My connection to the Db is as follows:

<?php
$con = new mysqli("localhost", "beep", "beep", "beep");

if ($con->connect_errno) {
    printf("Connect failed: %s
", $con->connect_error);
    exit();
}
?>

And I have this for displaying the data:

$table = "
<table border='1' align='center' cellspacing='3' cellpadding='3' style='border-collapse:collapse;'>
    <tr>
        <td>Clan ID</td>
        <td>Clan Name</td>
        <td>Location</td>
        <td>Player Count</td>
        <td>Clan Level</td>
        <td>Score</td>
        <td>Wars Won</td>
        <td>Wars Lost</td>
        <td>Wars Tied</td>
    </tr>";


$clanResultQuery = "SELECT * FROM activeclans ORDER BY score DESC LIMIT 100";

if($activeClansResult = mysqli_query($con,$clanResultQuery)){
    while($row = mysqli_fetch_array($activeClansResult)){
        $table .="
        <tr>
            <td>".$row['id']."</td>
            <td>".$row['name']."</td>
            <td>".$row['location']."</td>
            <td>".$row['playercount']."</td>
            <td>".$row['clanlevel']."</td>
            <td>".$row['score']."</td>
            <td>".$row['warswon']."</td>
            <td>".$row['warslost']."</td>
            <td>".$row['warstied']."</td>
        </tr>";
    }
}

$table .= "</table>";

Your character sets are messed up.

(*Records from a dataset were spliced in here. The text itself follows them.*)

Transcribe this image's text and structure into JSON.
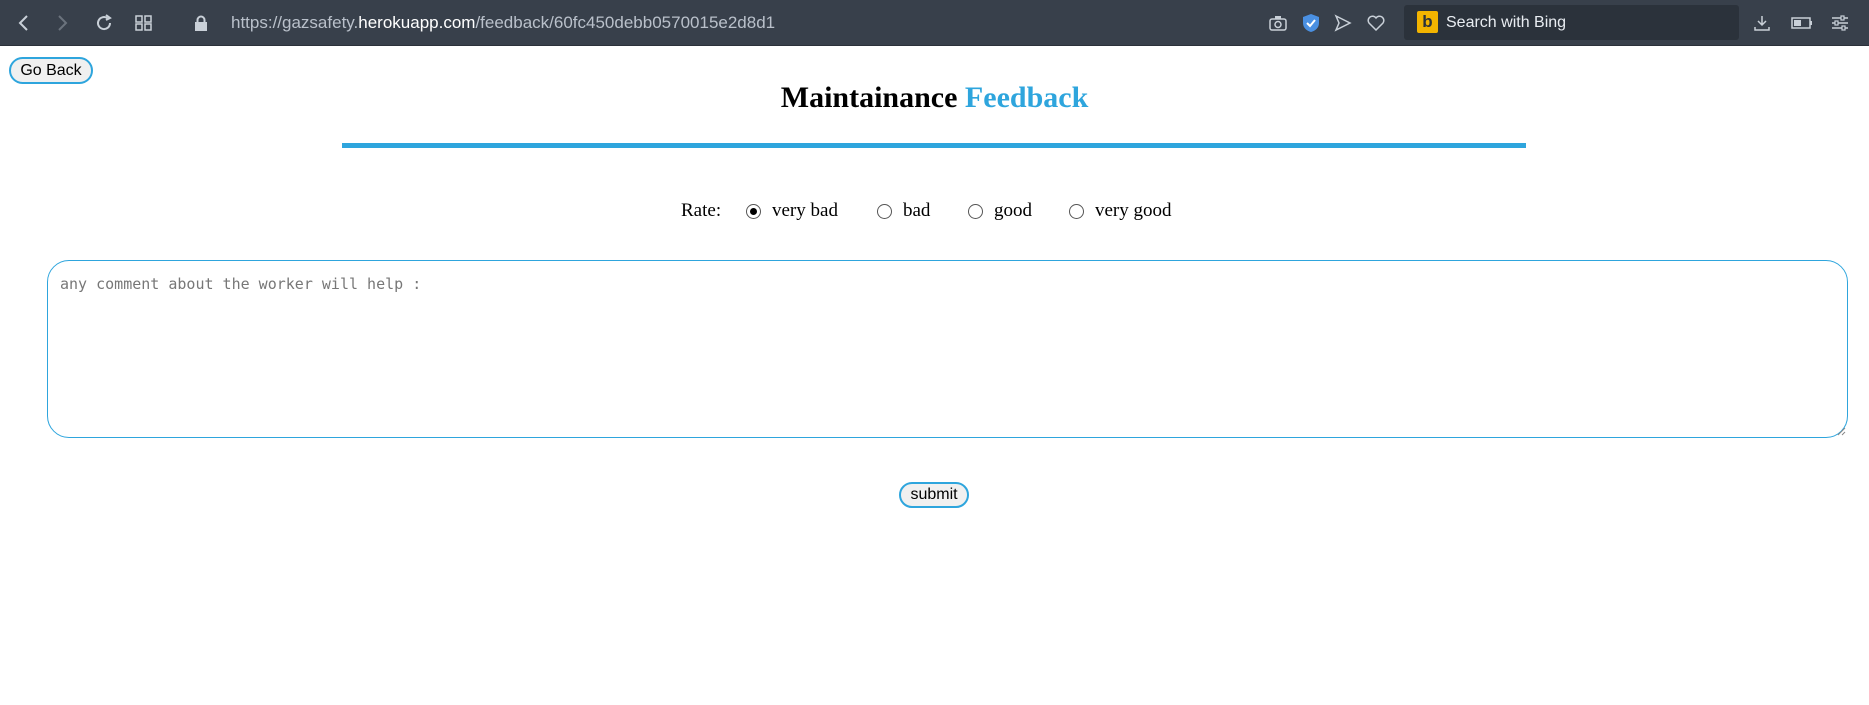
{
  "browser": {
    "url_prefix": "https://gazsafety.",
    "url_host": "herokuapp.com",
    "url_path": "/feedback/60fc450debb0570015e2d8d1",
    "search_placeholder": "Search with Bing",
    "search_logo": "b",
    "accent_color": "#2ea5dd"
  },
  "page": {
    "back_label": "Go Back",
    "title_main": "Maintainance",
    "title_accent": "Feedback",
    "rate_label": "Rate:",
    "rating_options": [
      {
        "label": "very bad",
        "checked": true
      },
      {
        "label": "bad",
        "checked": false
      },
      {
        "label": "good",
        "checked": false
      },
      {
        "label": "very good",
        "checked": false
      }
    ],
    "comment_placeholder": "any comment about the worker will help :",
    "submit_label": "submit"
  }
}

Your data is in latin1 (Windows-1252) but MySQL thinks it's UTF-8.

It's more likely that in the past, a system using UTF-8 has connected to MySQL using the latin1 character set and this is how the mix up originally occurred.

Whenever connecting to a MySQL instance, it helps if the client informs MySQL what character set and collation it's using like this.

SET NAMES utf8;

Leave that out and you may be in a world of pain when you try to migrate your database.

To fix your data, you need to export, do some replaces and import the data again - always test on a backup before trying on your live server! This will work on most linux based systems.

mysqldump -u _USER_ -h _HOST_ -p --add-drop-table  --default-character-set=latin1 _DNNAME_  > mydata.sql

sed -i -e 's/CHARSET=latin1/CHARSET=utf8/ig' -e 's/latin1_bin/utf8_bin/ig' -e 's/latin1_swedish_ci/utf8_general_ci/ig' -e 's/SET NAMES latin1/SET NAMES utf8/ig' -e 's/CHARACTER SET latin1/CHARACTER SET utf8/ig' mydata.sql

mysql -u _USER_ -h _HOST_ -p  _DNNAME_< mydata.sql 

What the commands do is dump the database in it's existing form - latin1. Then usse sed to replace all statements regarding the character set of the data from latin1 to utf-8. When you import, MySQL will now see the data as utf-8 and display it as such. Remember to test on a copy first, character sets issues can be awkward to fully resolve.

When it's all done, make sure you use the set names command after connecting MySQL to inform the server what character set your client is working in.